The merger, effective on 1 October 2016, has enabled Correct Solutions to expand its team by bringing on three of the five existing Analitix employees and expand its client base by 120 companies.
Established in 2001, Analitix has provided IT solutions to a variety of business clients in the Sydney area including internet, network, back-up and hosted PBX.
“We are excited to be joining forces with the team at Correct Solutions who already have a well-established customer base and internal expertise,” said Analitix Managing Director, James Lobbes. "We look forward to working closely together”.
Analitix has been folded into Correct Solutions with the combined entity continuing to operate under the Correct Solutions name and brand.
The merger does not bring any new vendor partnerships or products to the company but expands the Correct Solutions’ existing capabilities and adds account management resources.
Correct Solutions Managing Director, Ryan Spillane, told ARN the two organisations were introduced as they were both members of the Fujitsu partner program.

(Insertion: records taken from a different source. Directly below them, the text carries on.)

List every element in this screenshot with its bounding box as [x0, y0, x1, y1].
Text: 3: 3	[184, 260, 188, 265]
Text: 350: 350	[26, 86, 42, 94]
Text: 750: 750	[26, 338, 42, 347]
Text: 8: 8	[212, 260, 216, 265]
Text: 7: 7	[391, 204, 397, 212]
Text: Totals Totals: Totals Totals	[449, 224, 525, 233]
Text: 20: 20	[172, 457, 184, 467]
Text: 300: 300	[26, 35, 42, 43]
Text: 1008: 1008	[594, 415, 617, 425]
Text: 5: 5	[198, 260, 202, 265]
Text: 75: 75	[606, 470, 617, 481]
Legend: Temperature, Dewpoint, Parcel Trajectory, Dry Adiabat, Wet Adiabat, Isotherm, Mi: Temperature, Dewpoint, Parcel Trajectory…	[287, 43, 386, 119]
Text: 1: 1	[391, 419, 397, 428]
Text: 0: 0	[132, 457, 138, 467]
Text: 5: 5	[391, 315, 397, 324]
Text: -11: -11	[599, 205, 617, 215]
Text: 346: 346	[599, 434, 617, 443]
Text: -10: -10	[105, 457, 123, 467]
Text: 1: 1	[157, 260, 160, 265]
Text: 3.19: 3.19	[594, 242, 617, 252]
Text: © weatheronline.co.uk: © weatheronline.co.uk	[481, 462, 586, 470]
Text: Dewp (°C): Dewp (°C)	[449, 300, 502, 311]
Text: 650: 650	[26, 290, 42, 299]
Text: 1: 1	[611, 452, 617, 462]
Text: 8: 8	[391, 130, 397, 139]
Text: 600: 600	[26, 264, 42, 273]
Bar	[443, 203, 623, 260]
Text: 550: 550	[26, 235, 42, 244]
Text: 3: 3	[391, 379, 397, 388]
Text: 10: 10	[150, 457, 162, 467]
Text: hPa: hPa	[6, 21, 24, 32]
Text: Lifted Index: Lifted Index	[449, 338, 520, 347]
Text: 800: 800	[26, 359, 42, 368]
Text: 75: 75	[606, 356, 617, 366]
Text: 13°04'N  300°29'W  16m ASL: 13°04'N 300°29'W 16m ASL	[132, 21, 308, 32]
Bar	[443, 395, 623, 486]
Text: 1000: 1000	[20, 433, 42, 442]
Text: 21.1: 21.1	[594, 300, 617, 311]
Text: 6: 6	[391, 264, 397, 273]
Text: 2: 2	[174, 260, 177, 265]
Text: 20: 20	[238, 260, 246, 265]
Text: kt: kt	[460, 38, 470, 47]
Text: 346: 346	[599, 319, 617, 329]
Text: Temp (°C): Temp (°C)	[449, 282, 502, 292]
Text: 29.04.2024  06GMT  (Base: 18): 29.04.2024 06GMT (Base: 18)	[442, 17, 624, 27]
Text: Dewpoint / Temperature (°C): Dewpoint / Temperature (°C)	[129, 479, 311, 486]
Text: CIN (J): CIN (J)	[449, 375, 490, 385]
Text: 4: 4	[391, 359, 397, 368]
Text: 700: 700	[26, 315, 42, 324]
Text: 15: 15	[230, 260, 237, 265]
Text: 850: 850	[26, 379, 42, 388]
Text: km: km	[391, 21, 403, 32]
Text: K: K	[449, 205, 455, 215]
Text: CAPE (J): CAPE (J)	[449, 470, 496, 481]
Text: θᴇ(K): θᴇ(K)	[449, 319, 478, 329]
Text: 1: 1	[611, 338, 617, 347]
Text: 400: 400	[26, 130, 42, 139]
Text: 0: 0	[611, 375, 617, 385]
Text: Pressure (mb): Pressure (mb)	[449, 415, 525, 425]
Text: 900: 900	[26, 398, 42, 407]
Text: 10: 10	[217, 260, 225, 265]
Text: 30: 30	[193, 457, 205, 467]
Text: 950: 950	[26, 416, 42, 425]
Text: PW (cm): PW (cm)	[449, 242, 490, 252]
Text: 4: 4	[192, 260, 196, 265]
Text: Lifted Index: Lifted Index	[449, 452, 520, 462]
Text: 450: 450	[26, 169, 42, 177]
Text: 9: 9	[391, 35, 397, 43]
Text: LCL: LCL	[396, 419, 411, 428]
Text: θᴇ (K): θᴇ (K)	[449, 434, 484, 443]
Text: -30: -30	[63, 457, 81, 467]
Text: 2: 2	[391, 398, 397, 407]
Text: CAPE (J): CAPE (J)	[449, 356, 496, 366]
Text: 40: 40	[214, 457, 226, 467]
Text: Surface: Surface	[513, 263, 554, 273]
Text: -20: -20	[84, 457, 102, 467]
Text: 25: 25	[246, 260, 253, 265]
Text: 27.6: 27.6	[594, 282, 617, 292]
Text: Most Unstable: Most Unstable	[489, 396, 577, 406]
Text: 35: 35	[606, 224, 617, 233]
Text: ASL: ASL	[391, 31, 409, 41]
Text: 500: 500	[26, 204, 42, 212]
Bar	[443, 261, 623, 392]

“James and the team at Analitix were stuck doing too much of the day to day and were unable to spend as much time with clients as they wanted,” he said.
“By joining a bigger team that had both structure and resources he can get back to what he is passionate about, customers.
“Merging with Analitix allows us to integrate the expertise and insight of their team into the experience of our team.
"The more expertise and resources we have to offer clients, the better. This merger is a true marker of our commitment to continually increasing the value we have to offer a variety of business-owners.”
“We have some good strong growth targets over the next five years, and if we can do some strategic mergers and acquisitions along the way, that just helps things along,” he told ARN.
Spillane added that the company has multiple strategies to achieve its growth targets and was looking at a number of options moving forward, including further mergers and acquisitions.
“It is always a numbers game when you are looking to grow," he said. "I think that now, you need to do it in a number of different ways."